The insurance industry is one of the earlier pioneers of making data-driven decisions and adopting Machine Learning. Over the last few years, the amount of data has exploded and insurance companies are turning a lot more to AI and ML to help process large quantities of data to drive innovative business decisions keeping the customer at the top of their minds. This article covers the application of ML for customer churn prediction.
This post was originally published by dotData.
With the increase in the volume and variety of data and the needs of the insurance industry, the types of problems that are aimed to be solved with AI and ML have increased tremendously.
The visual below gives a sneak preview into the Insurance business areas where machine learning can be leveraged and how often insurance companies are considering incorporating ML into that business area.
Figure: % of Insurance companies that are considering incorporating ML into specific Insurance business areas
Given the variety of problems to be solved using ML, there exists a constraint on the Data Scientists’ time forcing the Data Scientists and companies to focus on one problem at a time. This gets us thinking about the opportunity cost of missing out on bringing more of these ML solutions to the business sooner. Could we accelerate this process of incorporating ML know-how and best practices to help Data Scientists bring more meaningful ML solutions to the business quicker?
One of the top workers’ compensation insurance companies solved a variety of problems using ML and AI automation. The use cases covered areas such as identifying potentially churning policyholders, predicting the chance of a new customer coming on board, predictions to improve the claims processing and other operations, and more. All these use-cases were performed in under 6 months by leveraging AI Automation.
In this blog, we’ll look at one of the popular use cases – predicting which customers are likely to continue with their policy and identifying those that are likely to churn.
To predict if a policyholder will cancel their insurance policy, we first need historical data about the policyholders who did cancel. The historical data available spanned over 4 years of policyholders including hundreds of thousands of policyholders who had historically renewed and a subset of policyholders who had canceled their policy. To assist in making these predictions, data related to the policyholders’ location, type of policy held, anonymized demographic information, and more were used.
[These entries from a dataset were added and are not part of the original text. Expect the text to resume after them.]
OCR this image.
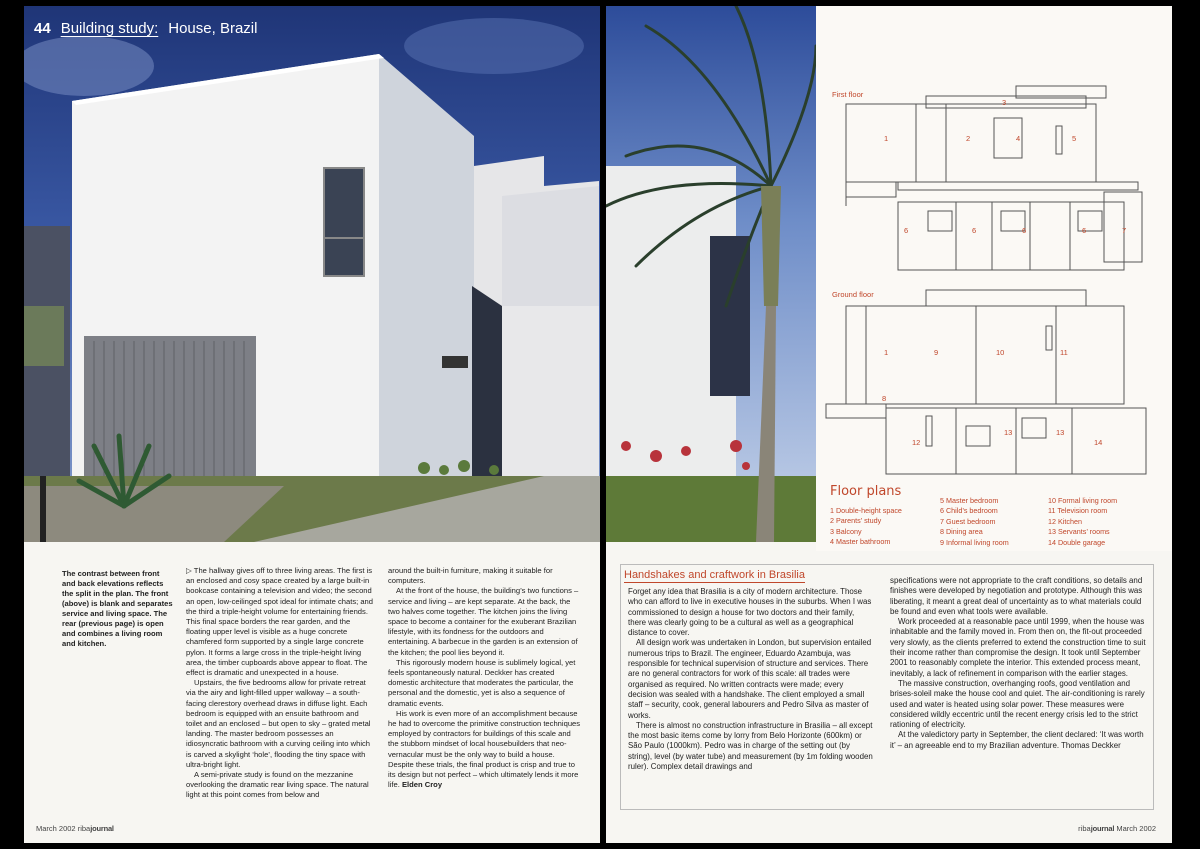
44 Building study: House, Brazil
The contrast between front and back elevations reflects the split in the plan. The front (above) is blank and separates service and living space. The rear (previous page) is open and combines a living room and kitchen.

▷ The hallway gives off to three living areas. The first is an enclosed and cosy space created by a large built-in bookcase containing a television and video; the second an open, low-ceilinged spot ideal for intimate chats; and the third a triple-height volume for entertaining friends. This final space borders the rear garden, and the floating upper level is visible as a huge concrete chamfered form supported by a single large concrete pylon. It forms a large cross in the triple-height living area, the timber cupboards above appear to float. The effect is dramatic and unexpected in a house.

Upstairs, the five bedrooms allow for private retreat via the airy and light-filled upper walkway – a south-facing clerestory overhead draws in diffuse light. Each bedroom is equipped with an ensuite bathroom and toilet and an enclosed – but open to sky – grated metal landing. The master bedroom possesses an idiosyncratic bathroom with a curving ceiling into which is carved a skylight ‘hole’, flooding the tiny space with ultra-bright light.

A semi-private study is found on the mezzanine overlooking the dramatic rear living space. The natural light at this point comes from below and

around the built-in furniture, making it suitable for computers.

At the front of the house, the building’s two functions – service and living – are kept separate. At the back, the two halves come together. The kitchen joins the living space to become a container for the exuberant Brazilian lifestyle, with its fondness for the outdoors and entertaining. A barbecue in the garden is an extension of the kitchen; the pool lies beyond it.

This rigorously modern house is sublimely logical, yet feels spontaneously natural. Deckker has created domestic architecture that moderates the particular, the personal and the domestic, yet is also a sequence of dramatic events.

His work is even more of an accomplishment because he had to overcome the primitive construction techniques employed by contractors for buildings of this scale and the stubborn mindset of local housebuilders that neo-vernacular must be the only way to build a house. Despite these trials, the final product is crisp and true to its design but not perfect – which ultimately lends it more life. Elden Croy

March 2002 ribajournal
First floor
Ground floor
1	2
3
4	5
6	6	6	6	7
1	9	10	11
8
12
13	13
14
Floor plans
1 Double-height space
2 Parents’ study
3 Balcony
4 Master bathroom
5 Master bedroom
6 Child’s bedroom
7 Guest bedroom
8 Dining area
9 Informal living room
10 Formal living room
11 Television room
12 Kitchen
13 Servants’ rooms
14 Double garage
Handshakes and craftwork in Brasilia

Forget any idea that Brasilia is a city of modern architecture. Those who can afford to live in executive houses in the suburbs. When I was commissioned to design a house for two doctors and their family, there was clearly going to be a cultural as well as a geographical distance to cover.

All design work was undertaken in London, but supervision entailed numerous trips to Brazil. The engineer, Eduardo Azambuja, was responsible for technical supervision of structure and services. There are no general contractors for work of this scale: all trades were organised as required. No written contracts were made; every decision was sealed with a handshake. The client employed a small staff – security, cook, general labourers and Pedro Silva as master of works.

There is almost no construction infrastructure in Brasilia – all except the most basic items come by lorry from Belo Horizonte (600km) or São Paulo (1000km). Pedro was in charge of the setting out (by string), level (by water tube) and measurement (by 1m folding wooden ruler). Complex detail drawings and

specifications were not appropriate to the craft conditions, so details and finishes were developed by negotiation and prototype. Although this was liberating, it meant a great deal of uncertainty as to what materials could be found and even what tools were available.

Work proceeded at a reasonable pace until 1999, when the house was inhabitable and the family moved in. From then on, the fit-out proceeded very slowly, as the clients preferred to extend the construction time to suit their income rather than compromise the design. It took until September 2001 to reasonably complete the interior. This extended process meant, inevitably, a lack of refinement in comparison with the earlier stages.

The massive construction, overhanging roofs, good ventilation and brises-soleil make the house cool and quiet. The air-conditioning is rarely used and water is heated using solar power. These measures were considered wildly eccentric until the recent energy crisis led to the strict rationing of electricity.

At the valedictory party in September, the client declared: ‘It was worth it’ – an agreeable end to my Brazilian adventure. Thomas Deckker

ribajournal March 2002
The Challenges in Customer Churn Prediction
- Imbalanced data is the problem of having very few bad cases to predict, which occurs in various industries. This is a great problem to have for the business where they have very few policy cancellations and it is the ultimate goal of solving this ML problem too. But this in turn makes it much harder for the machine to learn patterns from the data to help identify the policy holders who will cancel. To handle this problem, the Data Scientist will have to try various techniques of data balancing to ensure the model can learn effectively. dotData, having incorporated a lot of the industry best practices to handle imbalanced data, was able to automatically handle this problem to produce a highly accurate prediction of policy cancellations
- Considering the data elements mentioned above, very often the data comes from different sources and needs to be consolidated, cleaned and brought to the correct format to create the machine learning model – in other words, AI data prep. AI data prep is often the most time consuming step in machine learning and can take up to months to prepare the data in the right format and engineer the required features. dotData’s unique Auto Feature Engineering capability allowed for the Data Scientist to apply very minimal data pre-processing and leverage the automated features created by dotData to improve the accuracy of the models
The Solution – Accelerated Model Building with AutoML
- Accelerated model building: Using dotData, the Data Scientist was able to pass raw data in a minimally processed form and build out over 500 features and 100s of models in a span of 2 hours. These 100s of models explore various combinations of features, data balancing techniques, algorithm types and hyperparameter combinations for the Data Scientist to choose from, giving the Data Scientist the power to pick the model and features that are best suited for the business at a highly accelerated pace!
- Improved Accuracy: The final dotData model was able to provide 20% higher accuracy than the existing solution, providing a huge gain in business value to the company
- Ease of Experimentation: Given that dotData can explore various features and models and automatically pick the best combination to solve the problem, this helps the Data Scientist focus on incorporating various combinations of datasets and think more about how the dotData features can be applied in the business
dotData’s Unique Value Proposition
- Built and produced a production deployable model in less than 2 weeks
- Produced 100s of models to help pick the best in a matter of a few hours
- Produced 1000s of interpretable features to improve the model performance and help explain the model and drive insights for the business
Driving large-scale automated feature exploration and automated model building gives the Data Scientists the power to investigate many model combinations and to bring the business early on into the model development process thus increasing trust and transparency in the final ML solution released into the business.
This allows Data scientists to think about other real complex problems that can be solved with AI/ML. The insurance provider has only just opened up Pandora’s box of problems that can be solved using AI and by leveraging dotData’s AI automation they aim to accelerate their Data Science path in the insurance industry!